A “democracia” sionista
De ambos os lados a palavra “democracia” é utilizada: uns em defesa do Knesset, outros em favor da Suprema Corte. É importante salientar que o Estado de Israel não possui uma constituição, o que torna o embate entre o legislativo e judiciário um evento sem roteiro definido. Seguindo uma tendência internacional, a burocracia judiciária em Israel vem acumulando competências não observadas em tempos anteriores, por ser um corpo não eleito, a Suprema Corte carece de maior legitimidade e que, por falta de uma constituição, utiliza a “razoabilidade” como régua de decisões, o que é tão subjetivo quanto aparenta ser.
A lei que aprovamos hoje é importante para a democracia, mas é apenas o início. Para um Estado de Israel mais judeu e democrático, devemos aprovar o resto da reforma, primeiramente as mudanças na comissão de nomeações judiciais e o poder dos promotores
Itamar Ben-Gvir, ministro de Segurança Nacional
No entanto, a oposição — que hoje é minoritária no parlamento — teme que uma Suprema Corte enfraquecida e um parlamento controlado pelos governistas, signifique a perpetuação no poder do bloco ultra-sionista liderado por Netanyahu, que poderia “jogar e mudar as regras do jogo” ao seu bel-prazer. Inclusive, a principal linha da oposição é atacar a reforma como se esta fosse um subterfúgio de Netanyahu para fugir das acusações de corrupção que pesam sobre sua cabeça.
O que une divide e o que divide une
A defesa da “democracia” israelense, que não passa de uma piada de mau gosto, ou mesmo a defesa de um sistema montesquiano de “freios e contrapesos” não é o único elemento unificando a oposição. Como diria o ditado popular: “para bom entendedor, meia palavra basta” e para o primeiro-ministro israelense, as falas da Washington, apontando que tal reforma “afasta-se de uma saída consensuada”, revela mais que um mero lamento yankee pela saúde política do regime sionista.
Como sabemos, o fortalecimento da burocracia estatal, em especial do poder Judiciário e órgãos de controle, como o nosso Ministério Público, brota diretamente da cartilha imperialista e, mais precisamente, norte-americana. Uma burocracia mais autônoma da política interna não logra (nem nunca logrou) uma arbitragem mais justa. Ao contrário, o imperialismo utiliza a maior independência da burocracia para ativá-la como uma alavanca de “mudança de regime”.

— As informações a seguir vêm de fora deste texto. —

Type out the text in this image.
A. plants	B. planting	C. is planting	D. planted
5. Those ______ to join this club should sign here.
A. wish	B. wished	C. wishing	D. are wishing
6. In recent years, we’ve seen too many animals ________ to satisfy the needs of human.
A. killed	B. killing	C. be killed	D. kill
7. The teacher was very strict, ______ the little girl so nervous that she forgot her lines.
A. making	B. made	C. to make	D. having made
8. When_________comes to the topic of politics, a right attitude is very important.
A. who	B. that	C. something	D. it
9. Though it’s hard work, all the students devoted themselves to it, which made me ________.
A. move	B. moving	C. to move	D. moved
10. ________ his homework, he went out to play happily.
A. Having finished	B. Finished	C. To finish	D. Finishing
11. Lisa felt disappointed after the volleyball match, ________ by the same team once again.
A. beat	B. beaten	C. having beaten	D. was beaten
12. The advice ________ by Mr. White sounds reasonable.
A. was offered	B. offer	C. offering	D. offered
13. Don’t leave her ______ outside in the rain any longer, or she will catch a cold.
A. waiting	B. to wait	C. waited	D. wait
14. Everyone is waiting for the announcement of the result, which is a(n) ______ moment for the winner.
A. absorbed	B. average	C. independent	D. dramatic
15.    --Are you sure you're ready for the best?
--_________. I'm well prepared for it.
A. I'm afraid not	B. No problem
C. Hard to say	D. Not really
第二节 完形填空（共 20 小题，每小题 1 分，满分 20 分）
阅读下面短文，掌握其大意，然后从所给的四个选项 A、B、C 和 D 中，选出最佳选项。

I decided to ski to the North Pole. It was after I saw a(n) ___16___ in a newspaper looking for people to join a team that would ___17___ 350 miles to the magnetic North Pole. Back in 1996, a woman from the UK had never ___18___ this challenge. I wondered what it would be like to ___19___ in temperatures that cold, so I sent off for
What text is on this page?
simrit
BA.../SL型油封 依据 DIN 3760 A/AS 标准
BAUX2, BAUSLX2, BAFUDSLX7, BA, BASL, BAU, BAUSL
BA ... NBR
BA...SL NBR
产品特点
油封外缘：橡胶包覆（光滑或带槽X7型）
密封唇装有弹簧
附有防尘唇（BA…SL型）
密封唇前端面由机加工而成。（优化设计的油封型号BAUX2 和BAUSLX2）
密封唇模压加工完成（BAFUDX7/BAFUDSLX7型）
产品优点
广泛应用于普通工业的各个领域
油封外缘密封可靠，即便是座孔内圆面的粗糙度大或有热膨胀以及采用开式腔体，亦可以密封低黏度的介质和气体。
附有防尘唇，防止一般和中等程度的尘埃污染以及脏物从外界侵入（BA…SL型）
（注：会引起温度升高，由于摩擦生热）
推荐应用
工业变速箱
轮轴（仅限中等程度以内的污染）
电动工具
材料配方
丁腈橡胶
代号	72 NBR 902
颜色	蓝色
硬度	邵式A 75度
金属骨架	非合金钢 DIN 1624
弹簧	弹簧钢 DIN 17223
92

A reforma judiciária, vista por essas lentes, revela uma antecipação de Netanyahu frente a seus parceiros americanos, que já vinham tentando enquadrá-lo desde que ampliou seu diálogo com a China. Como experiente líder do mais importante protetorado imperialista no Oriente Médio, o primeiro-ministro israelense percebeu a infiltração dos tentáculos de Washington nas ações politizadas da Suprema Corte. Tanto a oposição quanto o governo são duas faces do mesmo sionismo, no entanto, a crise política abre brechas para a ação dos setores palestinos e, mais amplamente árabes, para escancarar a mentira da democracia sionista. Além disso, revela que até no longevo casamento entre Washington e Tel Aviv, a traição está no cardápio do dia.